Observation: There's no dumb idea that can't be made worse and that's especially true with one of the dumbest ideas of all time, the open-plan office.
Quick recap: There's a near-total lack of scientific evidence that open-plan offices increase productivity. Quite the contrary. Multiple peer-reviewed scientific studies show that open-plan offices increase stress and illness, reduce workers' ability to concentrate, and substantially reduce worker productivity.
Unlike other management fads (which can be dropped once everyone realizes the emperor is naked), the move to an open-plan office represents huge sunk costs that are not so easily shed, and certainly not without making the fad's proponents look like idiots.
Given that careers now hinge on the faith-based notion that open-plan offices are a productivity panacea, it's not at all surprising that some companies are now choosing to double down rather than walk it back.
According to The Wall Street Journal, a privately conducted survey of 138 employers found that by 2021, 52 percent -- slightly more than half -- plan to replace open-plan desks with "first-come, first-served desks, plus additional workspaces with names like huddle rooms and touchdown spaces."
The WSJ article cites the example of the 70-person Minneapolis-based architecture firm Perkins + Will, which has 52 "adjustable sit-stand desks." Since this type of work environment may very well be your future, here's an exact description so you can get steel yourself to the apparently inevitable:
Anyone who leaves a desk for more than two hours is expected to pack up and wipe it down with sanitary wipes from one of several office-supply carts. [One employee] totes a backpack around the office with her work gear. Others carry oversize purses and briefcases.
Since there's no evidence whatsoever that we are anywhere close to the long-heralded "paperless office," this means that everyone must now imitate the homeless people who carry their belongings around with them, but without the convenience of a shopping cart.
The requirement to lug everything adds yet another health risk to the many already associated with open-plan designs. According to the American Academy of Orthopedic Surgeons, "improperly used backpacks may injure muscles and joints and can lead to severe back, neck, and shoulder pain, as well as posture problems."
Aching backs aside, the WSJ article--as typical with articles discussing open-plan and beyond--cites no evidence that deskless offices make workers more productive, probably because none exists.
Similarly, the "evidence" that workers willingly accept the deskless office is limited to a single source, like a marketing manager at Perkins + Will who said: "I became a total convert, skeptic to believer, once I got the burden of paper out of the way."
Beyond the fact that a single quote does not a scientific study make, it's impossible to imagine that an employee of a firm being featured in a WSJ article as an exemplar of the deskless office would be stupid enough to say something negative to the reporter.

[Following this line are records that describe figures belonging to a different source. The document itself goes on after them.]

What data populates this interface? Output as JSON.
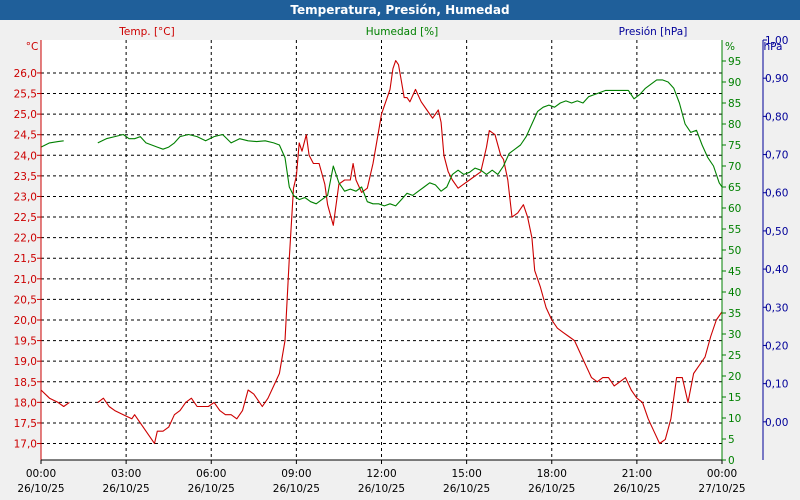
{
  "window": {
    "title": "Temperatura, Presión, Humedad"
  },
  "colors": {
    "temp": "#cc0000",
    "hum": "#008000",
    "press": "#000099",
    "grid": "#000000",
    "plot_bg": "#ffffff",
    "title_bg": "#1f5f9a"
  },
  "chart_data": {
    "type": "line",
    "title": "Temperatura, Presión, Humedad",
    "grid": true,
    "legend_labels": {
      "temp": "Temp. [°C]",
      "hum": "Humedad [%]",
      "press": "Presión [hPa]"
    },
    "axes": {
      "temp": {
        "unit": "°C",
        "min": 16.6,
        "max": 26.8,
        "ticks": [
          "17,0",
          "17,5",
          "18,0",
          "18,5",
          "19,0",
          "19,5",
          "20,0",
          "20,5",
          "21,0",
          "21,5",
          "22,0",
          "22,5",
          "23,0",
          "23,5",
          "24,0",
          "24,5",
          "25,0",
          "25,5",
          "26,0"
        ]
      },
      "hum": {
        "unit": "%",
        "min": 0,
        "max": 100,
        "ticks": [
          "0",
          "5",
          "10",
          "15",
          "20",
          "25",
          "30",
          "35",
          "40",
          "45",
          "50",
          "55",
          "60",
          "65",
          "70",
          "75",
          "80",
          "85",
          "90",
          "95"
        ]
      },
      "press": {
        "unit": "hPa",
        "min": -0.1,
        "max": 1.0,
        "ticks": [
          "0,00",
          "0,10",
          "0,20",
          "0,30",
          "0,40",
          "0,50",
          "0,60",
          "0,70",
          "0,80",
          "0,90",
          "1,00"
        ]
      }
    },
    "x_axis": {
      "min_hours": 0,
      "max_hours": 24,
      "ticks": [
        {
          "time": "00:00",
          "date": "26/10/25"
        },
        {
          "time": "03:00",
          "date": "26/10/25"
        },
        {
          "time": "06:00",
          "date": "26/10/25"
        },
        {
          "time": "09:00",
          "date": "26/10/25"
        },
        {
          "time": "12:00",
          "date": "26/10/25"
        },
        {
          "time": "15:00",
          "date": "26/10/25"
        },
        {
          "time": "18:00",
          "date": "26/10/25"
        },
        {
          "time": "21:00",
          "date": "26/10/25"
        },
        {
          "time": "00:00",
          "date": "27/10/25"
        }
      ]
    },
    "series": [
      {
        "name": "Temp. [°C]",
        "axis": "temp",
        "segments": [
          [
            [
              0,
              18.3
            ],
            [
              0.3,
              18.1
            ],
            [
              0.6,
              18.0
            ],
            [
              0.8,
              17.9
            ],
            [
              1.0,
              18.0
            ]
          ],
          [
            [
              2.0,
              18.0
            ],
            [
              2.2,
              18.1
            ],
            [
              2.4,
              17.9
            ],
            [
              2.6,
              17.8
            ],
            [
              2.9,
              17.7
            ],
            [
              3.2,
              17.6
            ],
            [
              3.3,
              17.7
            ],
            [
              3.5,
              17.5
            ],
            [
              3.7,
              17.3
            ],
            [
              3.9,
              17.1
            ],
            [
              4.0,
              17.0
            ],
            [
              4.1,
              17.3
            ],
            [
              4.3,
              17.3
            ],
            [
              4.5,
              17.4
            ],
            [
              4.7,
              17.7
            ],
            [
              4.9,
              17.8
            ],
            [
              5.1,
              18.0
            ],
            [
              5.3,
              18.1
            ],
            [
              5.5,
              17.9
            ],
            [
              5.7,
              17.9
            ],
            [
              5.9,
              17.9
            ],
            [
              6.1,
              18.0
            ],
            [
              6.3,
              17.8
            ],
            [
              6.5,
              17.7
            ],
            [
              6.7,
              17.7
            ],
            [
              6.9,
              17.6
            ],
            [
              7.1,
              17.8
            ],
            [
              7.3,
              18.3
            ],
            [
              7.5,
              18.2
            ],
            [
              7.8,
              17.9
            ],
            [
              8.0,
              18.1
            ],
            [
              8.2,
              18.4
            ],
            [
              8.4,
              18.7
            ],
            [
              8.6,
              19.5
            ],
            [
              8.75,
              21.5
            ],
            [
              8.9,
              23.2
            ],
            [
              9.0,
              23.5
            ],
            [
              9.1,
              24.3
            ],
            [
              9.2,
              24.1
            ],
            [
              9.35,
              24.5
            ],
            [
              9.45,
              24.0
            ],
            [
              9.6,
              23.8
            ],
            [
              9.8,
              23.8
            ],
            [
              10.0,
              23.3
            ],
            [
              10.1,
              22.8
            ],
            [
              10.3,
              22.3
            ],
            [
              10.5,
              23.3
            ],
            [
              10.7,
              23.4
            ],
            [
              10.9,
              23.4
            ],
            [
              11.0,
              23.8
            ],
            [
              11.1,
              23.4
            ],
            [
              11.3,
              23.1
            ],
            [
              11.5,
              23.2
            ],
            [
              11.7,
              23.8
            ],
            [
              11.9,
              24.6
            ],
            [
              12.0,
              25.0
            ],
            [
              12.1,
              25.2
            ],
            [
              12.2,
              25.4
            ],
            [
              12.3,
              25.6
            ],
            [
              12.4,
              26.1
            ],
            [
              12.5,
              26.3
            ],
            [
              12.6,
              26.2
            ],
            [
              12.7,
              25.8
            ],
            [
              12.8,
              25.4
            ],
            [
              12.9,
              25.4
            ],
            [
              13.0,
              25.3
            ],
            [
              13.2,
              25.6
            ],
            [
              13.4,
              25.3
            ],
            [
              13.6,
              25.1
            ],
            [
              13.8,
              24.9
            ],
            [
              14.0,
              25.1
            ],
            [
              14.1,
              24.8
            ],
            [
              14.2,
              24.0
            ],
            [
              14.35,
              23.6
            ],
            [
              14.5,
              23.4
            ],
            [
              14.7,
              23.2
            ],
            [
              14.9,
              23.3
            ],
            [
              15.1,
              23.4
            ],
            [
              15.3,
              23.5
            ],
            [
              15.5,
              23.6
            ],
            [
              15.7,
              24.2
            ],
            [
              15.8,
              24.6
            ],
            [
              16.0,
              24.5
            ],
            [
              16.2,
              24.0
            ],
            [
              16.3,
              23.9
            ],
            [
              16.45,
              23.4
            ],
            [
              16.6,
              22.5
            ],
            [
              16.8,
              22.6
            ],
            [
              17.0,
              22.8
            ],
            [
              17.15,
              22.5
            ],
            [
              17.3,
              22.0
            ],
            [
              17.4,
              21.2
            ],
            [
              17.6,
              20.8
            ],
            [
              17.8,
              20.3
            ],
            [
              18.0,
              20.0
            ],
            [
              18.2,
              19.8
            ],
            [
              18.4,
              19.7
            ],
            [
              18.6,
              19.6
            ],
            [
              18.8,
              19.5
            ],
            [
              19.0,
              19.2
            ],
            [
              19.2,
              18.9
            ],
            [
              19.4,
              18.6
            ],
            [
              19.6,
              18.5
            ],
            [
              19.8,
              18.6
            ],
            [
              20.0,
              18.6
            ],
            [
              20.2,
              18.4
            ],
            [
              20.4,
              18.5
            ],
            [
              20.6,
              18.6
            ],
            [
              20.8,
              18.3
            ],
            [
              21.0,
              18.1
            ],
            [
              21.2,
              18.0
            ],
            [
              21.4,
              17.6
            ],
            [
              21.6,
              17.3
            ],
            [
              21.8,
              17.0
            ],
            [
              22.0,
              17.1
            ],
            [
              22.2,
              17.6
            ],
            [
              22.4,
              18.6
            ],
            [
              22.5,
              18.6
            ],
            [
              22.6,
              18.6
            ],
            [
              22.8,
              18.0
            ],
            [
              23.0,
              18.7
            ],
            [
              23.2,
              18.9
            ],
            [
              23.4,
              19.1
            ],
            [
              23.6,
              19.6
            ],
            [
              23.8,
              20.0
            ],
            [
              24.0,
              20.2
            ]
          ]
        ]
      },
      {
        "name": "Humedad [%]",
        "axis": "hum",
        "segments": [
          [
            [
              0,
              74.5
            ],
            [
              0.3,
              75.5
            ],
            [
              0.6,
              75.8
            ],
            [
              0.8,
              76.0
            ]
          ],
          [
            [
              2.0,
              75.5
            ],
            [
              2.3,
              76.5
            ],
            [
              2.6,
              77.0
            ],
            [
              2.9,
              77.5
            ],
            [
              3.1,
              76.5
            ],
            [
              3.3,
              76.5
            ],
            [
              3.5,
              77.0
            ],
            [
              3.7,
              75.5
            ],
            [
              3.9,
              75.0
            ],
            [
              4.1,
              74.5
            ],
            [
              4.3,
              74.0
            ],
            [
              4.5,
              74.5
            ],
            [
              4.7,
              75.5
            ],
            [
              4.9,
              77.0
            ],
            [
              5.2,
              77.5
            ],
            [
              5.5,
              77.0
            ],
            [
              5.8,
              76.0
            ],
            [
              6.1,
              77.0
            ],
            [
              6.4,
              77.5
            ],
            [
              6.7,
              75.5
            ],
            [
              7.0,
              76.5
            ],
            [
              7.3,
              76.0
            ],
            [
              7.6,
              75.8
            ],
            [
              7.9,
              76.0
            ],
            [
              8.2,
              75.5
            ],
            [
              8.4,
              75.0
            ],
            [
              8.6,
              72.0
            ],
            [
              8.75,
              65.0
            ],
            [
              8.9,
              63.0
            ],
            [
              9.1,
              62.0
            ],
            [
              9.3,
              62.5
            ],
            [
              9.5,
              61.5
            ],
            [
              9.7,
              61.0
            ],
            [
              9.9,
              62.0
            ],
            [
              10.1,
              63.0
            ],
            [
              10.3,
              70.0
            ],
            [
              10.5,
              66.0
            ],
            [
              10.7,
              64.0
            ],
            [
              10.9,
              64.5
            ],
            [
              11.1,
              64.0
            ],
            [
              11.3,
              65.0
            ],
            [
              11.5,
              61.5
            ],
            [
              11.7,
              61.0
            ],
            [
              11.9,
              61.0
            ],
            [
              12.1,
              60.5
            ],
            [
              12.3,
              61.0
            ],
            [
              12.5,
              60.5
            ],
            [
              12.7,
              62.0
            ],
            [
              12.9,
              63.5
            ],
            [
              13.1,
              63.0
            ],
            [
              13.3,
              64.0
            ],
            [
              13.5,
              65.0
            ],
            [
              13.7,
              66.0
            ],
            [
              13.9,
              65.5
            ],
            [
              14.1,
              64.0
            ],
            [
              14.3,
              65.0
            ],
            [
              14.5,
              68.0
            ],
            [
              14.7,
              69.0
            ],
            [
              14.9,
              68.0
            ],
            [
              15.1,
              68.5
            ],
            [
              15.3,
              69.5
            ],
            [
              15.5,
              69.0
            ],
            [
              15.7,
              68.0
            ],
            [
              15.9,
              69.0
            ],
            [
              16.1,
              68.0
            ],
            [
              16.3,
              70.0
            ],
            [
              16.5,
              73.0
            ],
            [
              16.7,
              74.0
            ],
            [
              16.9,
              75.0
            ],
            [
              17.1,
              77.0
            ],
            [
              17.3,
              80.0
            ],
            [
              17.5,
              83.0
            ],
            [
              17.7,
              84.0
            ],
            [
              17.9,
              84.5
            ],
            [
              18.1,
              84.0
            ],
            [
              18.3,
              85.0
            ],
            [
              18.5,
              85.5
            ],
            [
              18.7,
              85.0
            ],
            [
              18.9,
              85.5
            ],
            [
              19.1,
              85.0
            ],
            [
              19.3,
              86.5
            ],
            [
              19.5,
              87.0
            ],
            [
              19.7,
              87.5
            ],
            [
              19.9,
              88.0
            ],
            [
              20.1,
              88.0
            ],
            [
              20.3,
              88.0
            ],
            [
              20.5,
              88.0
            ],
            [
              20.7,
              88.0
            ],
            [
              20.9,
              86.0
            ],
            [
              21.1,
              87.0
            ],
            [
              21.3,
              88.5
            ],
            [
              21.5,
              89.5
            ],
            [
              21.7,
              90.5
            ],
            [
              21.9,
              90.5
            ],
            [
              22.1,
              90.0
            ],
            [
              22.3,
              88.5
            ],
            [
              22.5,
              85.0
            ],
            [
              22.7,
              80.0
            ],
            [
              22.9,
              78.0
            ],
            [
              23.1,
              78.5
            ],
            [
              23.3,
              75.0
            ],
            [
              23.5,
              72.0
            ],
            [
              23.7,
              70.0
            ],
            [
              23.9,
              66.0
            ],
            [
              24.0,
              65.0
            ]
          ]
        ]
      }
    ]
  }
}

Fortunately for those of us who like to know the truth, the WSJ article backhandedly suggests how employees really feel about becoming deskless. Two years ago, the consumer goods company Unilever moved to the deskless model with 1,200 desks for 1,500 employees.

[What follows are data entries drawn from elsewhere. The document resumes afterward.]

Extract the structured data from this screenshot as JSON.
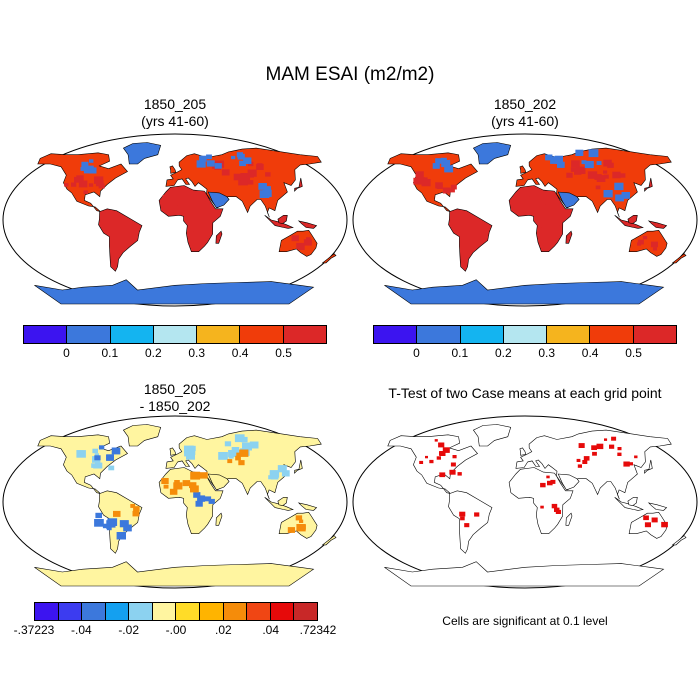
{
  "figure": {
    "title": "MAM ESAI (m2/m2)"
  },
  "panels": [
    {
      "title_line1": "1850_205",
      "title_line2": "(yrs 41-60)"
    },
    {
      "title_line1": "1850_202",
      "title_line2": "(yrs 41-60)"
    },
    {
      "title_line1": "1850_205",
      "title_line2": "- 1850_202"
    },
    {
      "title_line1": "T-Test of two Case means at each grid point",
      "title_line2": ""
    }
  ],
  "colorbar_main": {
    "colors": [
      "#3c14f0",
      "#3c78dc",
      "#14b4f0",
      "#b4e6f0",
      "#f5b41e",
      "#f03c0a",
      "#dc2828"
    ],
    "ticks": [
      "0",
      "0.1",
      "0.2",
      "0.3",
      "0.4",
      "0.5"
    ]
  },
  "colorbar_diff": {
    "colors": [
      "#3c14f0",
      "#3c3cf0",
      "#3c78dc",
      "#14a0f0",
      "#8cd2f0",
      "#fff5a0",
      "#ffdc28",
      "#ffb400",
      "#f58c0a",
      "#f04614",
      "#e60a0a",
      "#c82828"
    ],
    "ticks": [
      "-.37223",
      "-.04",
      "-.02",
      "-.00",
      ".02",
      ".04",
      ".72342"
    ]
  },
  "significance_note": "Cells are significant at 0.1 level",
  "map_colors": {
    "ocean": "#ffffff",
    "land_high": "#dc2828",
    "land_mid": "#f03c0a",
    "land_low": "#3c78dc",
    "diff_base": "#fff5a0",
    "significant": "#e60a0a"
  }
}
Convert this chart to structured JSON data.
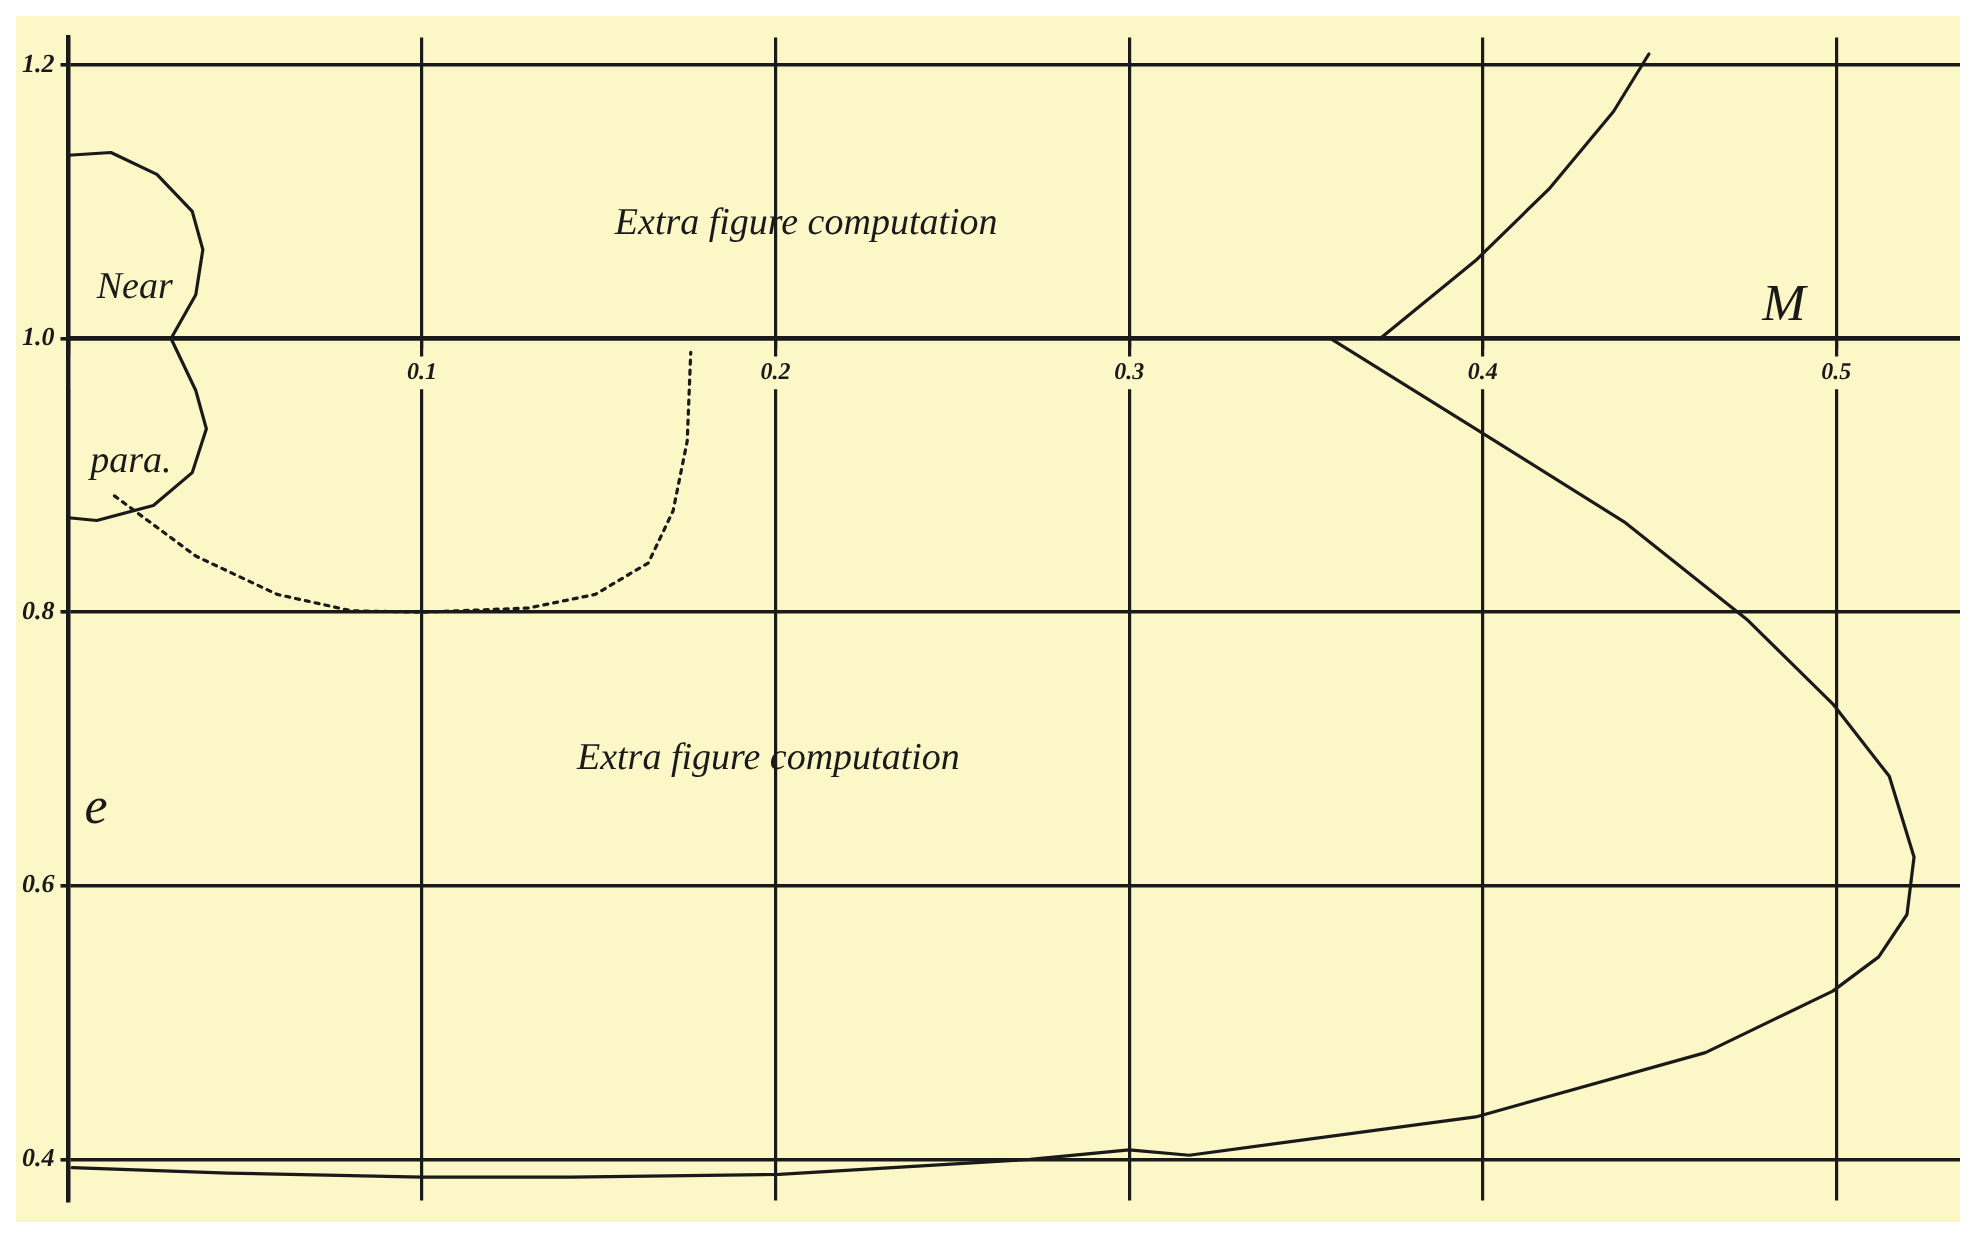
{
  "chart_data": {
    "type": "line",
    "xlabel": "M",
    "ylabel": "e",
    "xlim": [
      0,
      0.535
    ],
    "ylim": [
      0.37,
      1.22
    ],
    "xticks": [
      {
        "value": 0,
        "label": null
      },
      0.1,
      0.2,
      0.3,
      0.4,
      0.5
    ],
    "yticks": [
      0.4,
      0.6,
      0.8,
      {
        "value": 1,
        "label": "1.0"
      },
      1.2
    ],
    "grid": true,
    "marker": "none",
    "series": [
      {
        "color": "#1a1a1a",
        "line_style": "solid",
        "x": [
          0.357,
          0.398,
          0.44,
          0.475,
          0.499,
          0.515,
          0.522,
          0.52,
          0.512,
          0.499,
          0.463,
          0.398,
          0.317,
          0.3,
          0.272,
          0.201,
          0.142,
          0.1,
          0.045,
          0.001
        ],
        "values": [
          1.0,
          0.934,
          0.866,
          0.794,
          0.733,
          0.68,
          0.621,
          0.579,
          0.548,
          0.523,
          0.478,
          0.431,
          0.403,
          0.407,
          0.4,
          0.389,
          0.387,
          0.387,
          0.39,
          0.394
        ]
      },
      {
        "color": "#1a1a1a",
        "line_style": "solid",
        "x": [
          0.371,
          0.398,
          0.419,
          0.437,
          0.447
        ],
        "values": [
          1.0,
          1.057,
          1.11,
          1.166,
          1.208
        ]
      },
      {
        "color": "#1a1a1a",
        "line_style": "dotted",
        "x": [
          0.013,
          0.036,
          0.059,
          0.08,
          0.1,
          0.13,
          0.149,
          0.164,
          0.171,
          0.175,
          0.176
        ],
        "values": [
          0.885,
          0.841,
          0.813,
          0.801,
          0.8,
          0.803,
          0.813,
          0.836,
          0.874,
          0.925,
          0.99
        ]
      },
      {
        "color": "#1a1a1a",
        "line_style": "solid",
        "x": [
          0.0,
          0.012,
          0.025,
          0.035,
          0.038,
          0.036,
          0.029,
          0.036,
          0.039,
          0.035,
          0.024,
          0.008,
          0.0
        ],
        "values": [
          1.134,
          1.136,
          1.12,
          1.093,
          1.065,
          1.032,
          1.0,
          0.962,
          0.934,
          0.902,
          0.878,
          0.867,
          0.869
        ]
      }
    ],
    "annotations": [
      "Extra figure computation",
      "Extra figure computation",
      "Near",
      "para."
    ]
  }
}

However, unlike many companies that implement open-plan offices, Unilever has a "work from anywhere" policy. The article dryly notes "the shift to unassigned seating has led to more use of the policy."

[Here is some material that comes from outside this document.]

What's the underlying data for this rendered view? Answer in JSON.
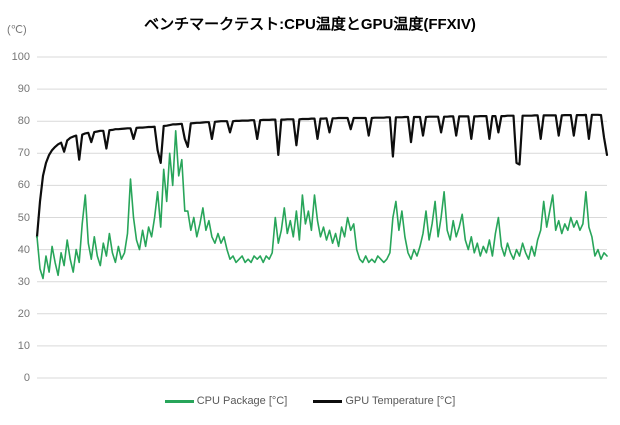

What's ironic is that a prime reason for open-plan offices (and presumably deskless offices) is to make the workplace a "home away from home" and therefore a place where you'd actually want to hang out. Nobody seems to have noticed that lacking your own work area is the equivalent, home-wise, of sleeping on the couch.
Beware if you complain, though, because proponents of the deskless office are trying to buttonhole resisters as a bunch of aging Luddites. As one "managing director of enterprise workplace services" (i.e., a person whose career credibility is now tied to the deskless concept) told the WSJ:
We have five generations coexisting in the workplace, from the traditionalist who has aspired to a corner office for their entire career, to the millennial who couldn't care less where they sit.
Take that, aging Baby Boomers!
There's only one problem: Millennials dislike open-plan offices even more than previous generations.
According to a recent study conducted by Oxford Economics (a research firm associated with Oxford University), what Millennials want most is "less noise in the workplace" and "the ability to focus and work without interruptions." Far from "not caring where they sit" Millennials are "more likely to say noise distracts them from work, and in general are more annoyed by ambient noises in the office."
It's hard not to feel sorry for Millennials and post-Millennials who are apparently destined to suffer through this fad, just as Gen-Xers and Boomers suffered through the equally ludicrous cubicle era.
Not to worry, though.
The next fad--the virtual workplace--is just around the corner and the true office of the future will likely look more like an online game (Fortnite anyone?) than the tricked-out prison cafeteria that's the deskless office. So get those avatars ready! You're gonna need 'em!
Meanwhile, I strongly suggest screaming bloody murder the first time some HR bonehead suggests your company needs deskless offices. Ask loudly and often: Do we really want to sink all that money into a management fad that we'll be stuck with for the next 10 years?